Overall dynamic behaviors of the TDP-43 RRM domains. (A) Average root-mean-square deviations (RMSD) of the Cα atoms over three independent 50-ns MD simulations for the tethered RRM1–RRM2 (black), as well as isolated RRM1 (blue) and RRM2 (pink) (I). For the RRM1 in the tethered form (black) and isolated form (blue) with the unstructured N- and C-termini excluded for calculation (II); as well as for the RRM2 in the tethered form (black) and isolated form (pink) with the unstructured N- and C-termini excluded for calculation (III). (B) Structure snapshots in the first MD simulation with one structure for each 5 ns. The image was prepared by PyMol2.4 (https://pymol.org).

Figure 7

Residue-specific dynamic behaviors of the TDP-43 RRM domains. (A) Averaged root-mean-square fluctuations (RMSF) of the Cα atoms computed over three independent MD simulations for the tethered RRM1–RRM2 (black), as well as isolated RRM1 (blue) and RRM2 (pink). (B) The difference of the average RMSF between the tethered RRM1–RRM2, and isolated RRM1/RRM2. The residues are labeled for those with significant difference of RMSF (> 1.0; average + one STD). (C) Structure of the TDP-43 RRM1–RRM2 with the residues displayed in spheres which show significant difference of RMSF between the tethered and isolated forms. The image was prepared by PyMol2.4 (https://pymol.org). (D) Mutual information matrix calculated from three parallel MD simulation data of the tethered TDP-43 RRM1–RRM2 by MutInf, with residues having significant inter-domain correlation motions highlighted by yellow boxes.
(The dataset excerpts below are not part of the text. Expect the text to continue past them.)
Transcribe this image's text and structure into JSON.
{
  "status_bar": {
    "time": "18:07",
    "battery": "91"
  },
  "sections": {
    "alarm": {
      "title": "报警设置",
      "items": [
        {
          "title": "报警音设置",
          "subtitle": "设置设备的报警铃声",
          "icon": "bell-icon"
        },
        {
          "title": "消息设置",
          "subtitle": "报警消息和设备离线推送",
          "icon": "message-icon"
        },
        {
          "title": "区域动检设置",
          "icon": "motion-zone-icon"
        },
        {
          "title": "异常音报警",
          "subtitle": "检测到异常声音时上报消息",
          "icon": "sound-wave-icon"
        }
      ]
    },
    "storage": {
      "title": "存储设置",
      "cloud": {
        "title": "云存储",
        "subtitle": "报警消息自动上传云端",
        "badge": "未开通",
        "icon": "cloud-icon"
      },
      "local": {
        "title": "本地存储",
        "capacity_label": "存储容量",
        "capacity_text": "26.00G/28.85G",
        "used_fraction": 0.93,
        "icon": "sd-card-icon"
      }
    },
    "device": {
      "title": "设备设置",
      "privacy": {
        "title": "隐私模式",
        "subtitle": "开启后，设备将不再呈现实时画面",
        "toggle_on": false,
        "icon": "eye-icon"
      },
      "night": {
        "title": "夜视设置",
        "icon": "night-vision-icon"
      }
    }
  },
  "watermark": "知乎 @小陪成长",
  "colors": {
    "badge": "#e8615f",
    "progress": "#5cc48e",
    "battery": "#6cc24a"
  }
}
The RRM1 sequence is indicated by blue box and RRM2 sequence in pink box.

Figure 8

Overall dynamic behaviors of the hnRNPA1 RRM domains. (A) Average root-mean-square deviations (RMSD) of the Cα atoms over three independent 50-ns MD simulations for the tethered RRM1–RRM2 (black), as well as isolated RRM1 (blue) and RRM2 (pink) (I). for the RRM1 in the tethered form (black) and isolated form (blue) with the unstructured N- and C-termini excluded for calculation (II); as well as for the RRM2 in the tethered form (black) and isolated form (pink) with the unstructured N- and C-termini excluded for calculation (III). (B) Structure snapshots in the first MD simulation with one structure for each 5 ns. The image was prepared by PyMol2.4 (https://pymol.org).

Figure 9

Residue-specific dynamic behaviors of the hnRNPA1 RRM domains. (A) Averaged root-mean-square fluctuations (RMSF) of the Cα atoms computed over three independent MD simulations for the tethered RRM1–RRM2 (black), as well as isolated RRM1 (blue) and RRM2 (pink). (B) The difference of the average RMSF between the tethered RRM1–RRM2, and isolated RRM1/RRM2. The residues are labeled for those with significant difference of RMSF (> 2.0; average + one STD). (C) Structure of the hnRNPA1 RRM1–RRM2 with the residues displayed in spheres which show significant difference of RMSF between the tethered and isolated states. The image was prepared by PyMol2.4 (https://pymol.org). (D) Mutual information matrix calculated from three parallel MD simulation data of the tethered hnRNPA1 RRM1–RRM2 by MutInf, with residues having significant inter-domain correlation motions highlighted by yellow box. The RRM1 sequence is indicated by blue box and RRM2 sequence in pink box.